This is the first year I can remember that no children have been involved in decorating the house for Christmas. And guess what? It’s tasteful! I got to do it with my husband. So it’s a real tree (how expensive are they this year!) and no tat on it. Personally I’d had enough with school and home-made tree decorations that would never have won a Blue Peter badge. And the ones that came from my in-laws trip to the US … well they have outlived their former beauty. Had enough of singing birds with tatty feathers and faded gold baubles. Time for a trip to Wilkos, the home of cheap taste, for a tree makeover in blue and green. And it looks lovely. Colour-coordinated in blues and greens. Then our neighbour came round this morning with a cloth heart decoration she’d made for us. In red! What should I do? Yes I added it to the tree. Was she watching Kirstie last night? She made a whole load of hearts. And candy lollipops inspired by a trip to New York. Who else would do something as daft as that? She could have gone to Blackpool.

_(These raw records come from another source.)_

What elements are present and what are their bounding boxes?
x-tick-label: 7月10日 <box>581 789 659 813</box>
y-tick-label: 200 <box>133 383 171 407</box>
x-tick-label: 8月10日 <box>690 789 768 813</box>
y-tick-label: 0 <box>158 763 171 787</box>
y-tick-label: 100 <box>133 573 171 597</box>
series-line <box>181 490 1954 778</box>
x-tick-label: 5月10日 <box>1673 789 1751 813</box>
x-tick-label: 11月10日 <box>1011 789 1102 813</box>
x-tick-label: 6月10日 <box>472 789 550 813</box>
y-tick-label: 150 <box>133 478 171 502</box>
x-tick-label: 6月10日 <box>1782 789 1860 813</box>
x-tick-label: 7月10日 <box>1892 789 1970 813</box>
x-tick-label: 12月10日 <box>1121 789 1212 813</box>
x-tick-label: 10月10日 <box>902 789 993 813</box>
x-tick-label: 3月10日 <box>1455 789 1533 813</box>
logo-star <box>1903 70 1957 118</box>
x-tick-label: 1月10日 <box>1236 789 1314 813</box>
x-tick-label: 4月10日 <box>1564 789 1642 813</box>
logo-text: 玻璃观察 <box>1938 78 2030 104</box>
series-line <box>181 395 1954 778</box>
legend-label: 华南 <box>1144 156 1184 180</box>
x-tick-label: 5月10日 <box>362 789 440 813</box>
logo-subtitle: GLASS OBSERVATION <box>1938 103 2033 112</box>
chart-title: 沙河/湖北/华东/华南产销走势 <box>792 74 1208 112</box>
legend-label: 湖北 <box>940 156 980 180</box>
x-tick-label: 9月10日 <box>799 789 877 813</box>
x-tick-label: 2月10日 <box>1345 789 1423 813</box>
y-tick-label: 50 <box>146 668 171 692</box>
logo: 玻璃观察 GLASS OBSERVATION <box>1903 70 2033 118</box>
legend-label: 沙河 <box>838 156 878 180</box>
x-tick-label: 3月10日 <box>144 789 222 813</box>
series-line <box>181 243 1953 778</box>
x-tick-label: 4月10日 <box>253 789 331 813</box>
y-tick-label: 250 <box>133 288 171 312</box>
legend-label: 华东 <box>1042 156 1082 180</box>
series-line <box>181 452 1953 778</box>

Next to the tree are the white paper narcissi, grown from bulbs. They fill the kitchen with their fragrance. A ideal Christmas gift but too late to do now for anyone this year.
The fireplace is bedecked with stockings for the boys and girls. It’s expected every year but one of the hardest tasks, I find. How do you fill stockings for 4 to 34 year olds? And when do they stop being children and wanting them? I don’t remember having one after the age of about 10. My Mum used to tell stories about how they opened their stockings and found a pencil, a rubber, an apple and an orange. Then they had to return the fruit to the bowl. Sounds like Dickens and reminds you how poor people were in the 30s. Everyone has their own stocking here and inevitably I forget whose is which and they have to do a made swap as they empty them. No one is allowed to keep their stocking; it gets put away for the following year. A stray boyfriend one kept his and I wanted to write and request it but it seemed a bit churlish after the break-up.
Then there’s the kitchen clock which plays a Carol on every hour and the toilet door knocker that sounds ‘Alleluia’ when anyone goes in.